In the final part of this book, we explore some of the issues you are bound to come across while using EJB 3 in the real world. These advanced topics are primarily geared toward migration, system integration, and interoperability.
If you are already using EJB 2 and are looking at EJB 3, chapter 14 is critically important to you. The chapter discusses migrating from EJB 2 to EJB 3 in great detail. We first see how EJB 2 and EJB 3 can coexist in the short run if necessary. We then look at migrating EJB 2 session beans and MDBs to EJB 3, followed by migrating applications using EJB 2 CMP entity beans, JDBC DAOs, and proprietary O/R frameworks such as Hibernate/TopLink to JPA.
In chapter 15, we move on to the red-hot topic of enabling interoperability through web services. In this chapter we show you how EJB 3 and web services can help integrate Java EE with other disparate technologies such as Microsoft .NET. You’ll learn how EJB 3 and web services relate to each other and how stateless session beans can be exposed as web services utilizing Java XML Web Service (JAX-WS) 2.0 support.

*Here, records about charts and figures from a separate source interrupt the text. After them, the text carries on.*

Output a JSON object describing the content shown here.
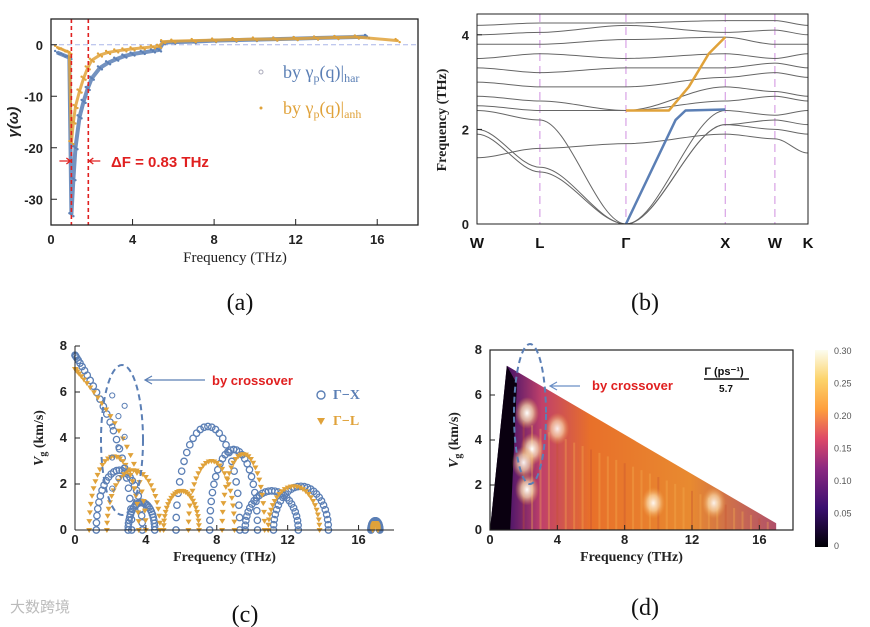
{
  "watermark": "大数跨境",
  "chart_data": [
    {
      "panel": "a",
      "caption": "(a)",
      "type": "scatter",
      "xlabel": "Frequency (THz)",
      "ylabel": "γ(ω)",
      "xlim": [
        0,
        18
      ],
      "ylim": [
        -35,
        5
      ],
      "xticks": [
        0,
        4,
        8,
        12,
        16
      ],
      "yticks": [
        0,
        -10,
        -20,
        -30
      ],
      "annotation": "ΔF = 0.83 THz",
      "vlines": [
        1.0,
        1.83
      ],
      "legend_position": "right",
      "series": [
        {
          "name": "by γp(q)|har",
          "label_main": "by γ",
          "label_sub1": "p",
          "label_mid": "(q)|",
          "label_sub2": "har",
          "color": "#5b7fb5",
          "x": [
            0.3,
            0.6,
            0.9,
            1.0,
            1.1,
            1.2,
            1.4,
            1.6,
            1.8,
            2.0,
            2.4,
            2.8,
            3.2,
            3.6,
            4.0,
            4.5,
            5.0,
            5.3,
            5.5,
            6.0,
            7.0,
            8.0,
            9.0,
            10.0,
            11.0,
            12.0,
            13.0,
            14.0,
            15.0,
            15.5
          ],
          "y": [
            -1.5,
            -2.0,
            -2.5,
            -33,
            -26,
            -20,
            -14,
            -11,
            -8.5,
            -6.5,
            -4.5,
            -3.5,
            -2.8,
            -2.2,
            -1.8,
            -1.5,
            -1.2,
            -1.0,
            0.4,
            0.5,
            0.6,
            0.8,
            0.9,
            1.0,
            1.1,
            1.2,
            1.3,
            1.4,
            1.5,
            1.6
          ]
        },
        {
          "name": "by γp(q)|anh",
          "label_main": "by γ",
          "label_sub1": "p",
          "label_mid": "(q)|",
          "label_sub2": "anh",
          "color": "#e0a23a",
          "x": [
            0.3,
            0.6,
            0.9,
            1.0,
            1.1,
            1.2,
            1.4,
            1.6,
            1.8,
            2.0,
            2.4,
            2.8,
            3.2,
            3.6,
            4.0,
            4.5,
            5.0,
            5.3,
            5.5,
            6.0,
            7.0,
            8.0,
            9.0,
            10.0,
            11.0,
            12.0,
            13.0,
            14.0,
            15.0,
            17.0
          ],
          "y": [
            -0.5,
            -1.0,
            -1.5,
            -19,
            -15,
            -12,
            -9,
            -6.5,
            -4.5,
            -3.0,
            -2.0,
            -1.5,
            -1.2,
            -1.0,
            -0.8,
            -0.6,
            -0.4,
            -0.3,
            0.6,
            0.7,
            0.8,
            0.9,
            1.0,
            1.1,
            1.1,
            1.2,
            1.3,
            1.4,
            1.5,
            0.8
          ]
        }
      ]
    },
    {
      "panel": "b",
      "caption": "(b)",
      "type": "line",
      "ylabel": "Frequency (THz)",
      "ylim": [
        0,
        4.5
      ],
      "yticks": [
        0,
        2,
        4
      ],
      "kpoints": [
        "W",
        "L",
        "Γ",
        "X",
        "W",
        "K"
      ],
      "kpos": [
        0,
        0.19,
        0.45,
        0.75,
        0.9,
        1.0
      ],
      "bands_gray": [
        [
          1.9,
          1.1,
          0.0,
          2.1,
          2.0,
          1.9
        ],
        [
          2.0,
          1.2,
          0.0,
          2.1,
          2.2,
          2.1
        ],
        [
          2.4,
          2.2,
          0.0,
          2.4,
          2.3,
          2.4
        ],
        [
          2.5,
          2.4,
          2.4,
          2.6,
          2.7,
          2.6
        ],
        [
          2.7,
          2.6,
          2.4,
          2.9,
          2.8,
          2.7
        ],
        [
          3.0,
          2.9,
          2.9,
          3.1,
          3.2,
          3.1
        ],
        [
          3.3,
          3.2,
          3.3,
          3.3,
          3.4,
          3.3
        ],
        [
          3.5,
          3.6,
          3.5,
          3.6,
          3.5,
          3.6
        ],
        [
          3.8,
          3.8,
          3.9,
          3.95,
          3.8,
          3.8
        ],
        [
          4.0,
          4.05,
          4.2,
          4.05,
          4.1,
          4.0
        ],
        [
          4.2,
          4.25,
          4.25,
          4.3,
          4.3,
          4.2
        ],
        [
          1.4,
          1.6,
          1.7,
          1.9,
          1.8,
          1.5
        ]
      ],
      "highlight": [
        {
          "name": "acoustic-branch",
          "color": "#5b7fb5",
          "k": [
            0.45,
            0.6,
            0.63,
            0.75
          ],
          "f": [
            0.0,
            2.2,
            2.4,
            2.42
          ]
        },
        {
          "name": "optical-branch",
          "color": "#e0a23a",
          "k": [
            0.45,
            0.58,
            0.64,
            0.7,
            0.75
          ],
          "f": [
            2.4,
            2.4,
            2.9,
            3.6,
            3.95
          ]
        }
      ]
    },
    {
      "panel": "c",
      "caption": "(c)",
      "type": "scatter",
      "xlabel": "Frequency (THz)",
      "ylabel": "Vg (km/s)",
      "ylabel_main": "V",
      "ylabel_sub": "g",
      "ylabel_rest": " (km/s)",
      "xlim": [
        0,
        18
      ],
      "ylim": [
        0,
        8
      ],
      "xticks": [
        0,
        4,
        8,
        12,
        16
      ],
      "yticks": [
        0,
        2,
        4,
        6,
        8
      ],
      "annotation": "by crossover",
      "series": [
        {
          "name": "Γ−X",
          "marker": "circle",
          "color": "#5b7fb5",
          "arcs": [
            [
              0.0,
              3.2,
              7.6
            ],
            [
              1.2,
              3.8,
              2.6
            ],
            [
              3.0,
              4.5,
              1.2
            ],
            [
              5.7,
              9.3,
              4.5
            ],
            [
              7.6,
              10.3,
              3.5
            ],
            [
              9.6,
              12.6,
              1.7
            ],
            [
              11.2,
              14.3,
              1.9
            ],
            [
              16.7,
              17.2,
              0.4
            ]
          ]
        },
        {
          "name": "Γ−L",
          "marker": "triangle",
          "color": "#e0a23a",
          "arcs": [
            [
              0.0,
              4.0,
              7.0
            ],
            [
              0.8,
              3.6,
              3.2
            ],
            [
              1.8,
              4.8,
              2.6
            ],
            [
              5.0,
              7.0,
              1.7
            ],
            [
              6.4,
              9.0,
              3.0
            ],
            [
              8.3,
              10.7,
              3.3
            ],
            [
              10.9,
              13.8,
              1.9
            ],
            [
              16.8,
              17.1,
              0.3
            ]
          ]
        }
      ]
    },
    {
      "panel": "d",
      "caption": "(d)",
      "type": "heatmap",
      "xlabel": "Frequency (THz)",
      "ylabel_main": "V",
      "ylabel_sub": "g",
      "ylabel_rest": " (km/s)",
      "xlim": [
        0,
        18
      ],
      "ylim": [
        0,
        8
      ],
      "xticks": [
        0,
        4,
        8,
        12,
        16
      ],
      "yticks": [
        0,
        2,
        4,
        6,
        8
      ],
      "annotation": "by crossover",
      "colorbar_title": "Γ (ps⁻¹)",
      "colorbar_divisor": "5.7",
      "colorbar_ticks": [
        "0.30",
        "0.25",
        "0.20",
        "0.15",
        "0.10",
        "0.05",
        "0"
      ],
      "colorbar_range": [
        0,
        0.3
      ],
      "region": {
        "x": [
          0,
          1.0,
          17.0,
          17.0
        ],
        "y": [
          0,
          7.3,
          0.3,
          0
        ]
      },
      "hotspots": [
        [
          2.2,
          5.2,
          0.3
        ],
        [
          2.5,
          3.6,
          0.3
        ],
        [
          2.0,
          3.0,
          0.28
        ],
        [
          2.2,
          1.8,
          0.3
        ],
        [
          9.7,
          1.2,
          0.28
        ],
        [
          13.3,
          1.2,
          0.27
        ],
        [
          4.0,
          4.5,
          0.27
        ]
      ]
    }
  ]
}
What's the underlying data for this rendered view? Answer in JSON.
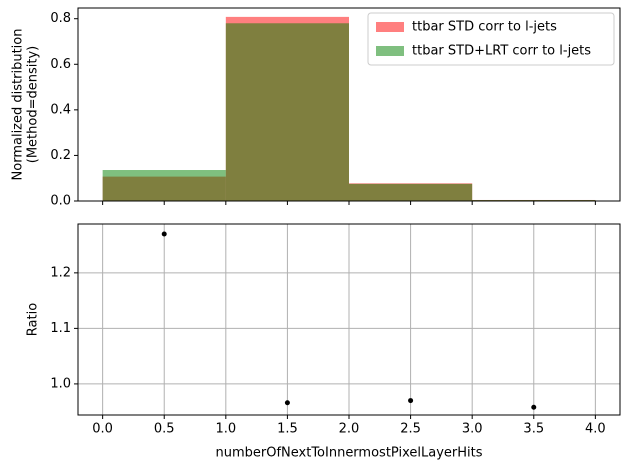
{
  "chart_data": [
    {
      "type": "histogram",
      "ylabel": [
        "Normalized distribution",
        "(Method=density)"
      ],
      "bins": [
        0,
        1,
        2,
        3,
        4
      ],
      "series": [
        {
          "name": "ttbar STD corr to l-jets",
          "color": "#ff0000",
          "values": [
            0.107,
            0.808,
            0.0775,
            0.0045
          ]
        },
        {
          "name": "ttbar STD+LRT corr to l-jets",
          "color": "#008000",
          "values": [
            0.136,
            0.78,
            0.0752,
            0.0043
          ]
        }
      ],
      "opacity": 0.5,
      "xlim": [
        -0.2,
        4.2
      ],
      "ylim": [
        0,
        0.847
      ],
      "yticks": [
        {
          "value": 0,
          "label": "0.0"
        },
        0.2,
        0.4,
        0.6,
        0.8
      ],
      "legend": "upper right"
    },
    {
      "type": "scatter",
      "xlabel": "numberOfNextToInnermostPixelLayerHits",
      "ylabel": "Ratio",
      "x": [
        0.5,
        1.5,
        2.5,
        3.5
      ],
      "values": [
        1.27,
        0.966,
        0.97,
        0.958
      ],
      "color": "#000000",
      "xlim": [
        -0.2,
        4.2
      ],
      "ylim": [
        0.944,
        1.288
      ],
      "xticks": [
        {
          "value": 0,
          "label": "0.0"
        },
        0.5,
        {
          "value": 1,
          "label": "1.0"
        },
        1.5,
        {
          "value": 2,
          "label": "2.0"
        },
        2.5,
        {
          "value": 3,
          "label": "3.0"
        },
        3.5,
        {
          "value": 4,
          "label": "4.0"
        }
      ],
      "yticks": [
        {
          "value": 1,
          "label": "1.0"
        },
        1.1,
        1.2
      ],
      "grid": true
    }
  ]
}
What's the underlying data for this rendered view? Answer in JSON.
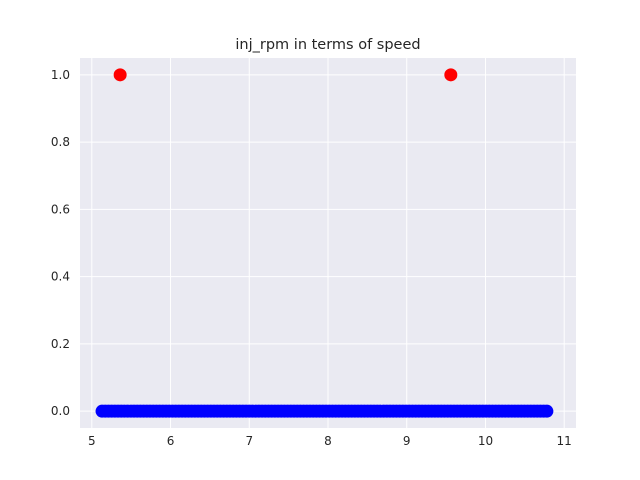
{
  "chart_data": {
    "type": "scatter",
    "title": "inj_rpm in terms of speed",
    "xlabel": "",
    "ylabel": "",
    "xlim": [
      4.85,
      11.15
    ],
    "ylim": [
      -0.05,
      1.05
    ],
    "xticks": [
      5,
      6,
      7,
      8,
      9,
      10,
      11
    ],
    "yticks": [
      0.0,
      0.2,
      0.4,
      0.6,
      0.8,
      1.0
    ],
    "ytick_labels": [
      "0.0",
      "0.2",
      "0.4",
      "0.6",
      "0.8",
      "1.0"
    ],
    "grid": true,
    "background": "#eaeaf2",
    "series": [
      {
        "color": "#0000ff",
        "x_range": [
          5.13,
          10.78
        ],
        "y": 0,
        "point_count": 140
      },
      {
        "color": "#ff0000",
        "points": [
          {
            "x": 5.36,
            "y": 1.0
          },
          {
            "x": 9.56,
            "y": 1.0
          }
        ]
      }
    ]
  }
}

Finally, we tackle what very well might be the most intriguing topic of the book: Spring and EJB 3. EJB 3 and the Spring framework are often viewed as competing frameworks. In chapter 16, we present a slightly different take on things. We show you how EJB 3 opens the door to the possibility of integrating with Spring in several ways and combining the power of both of these technologies.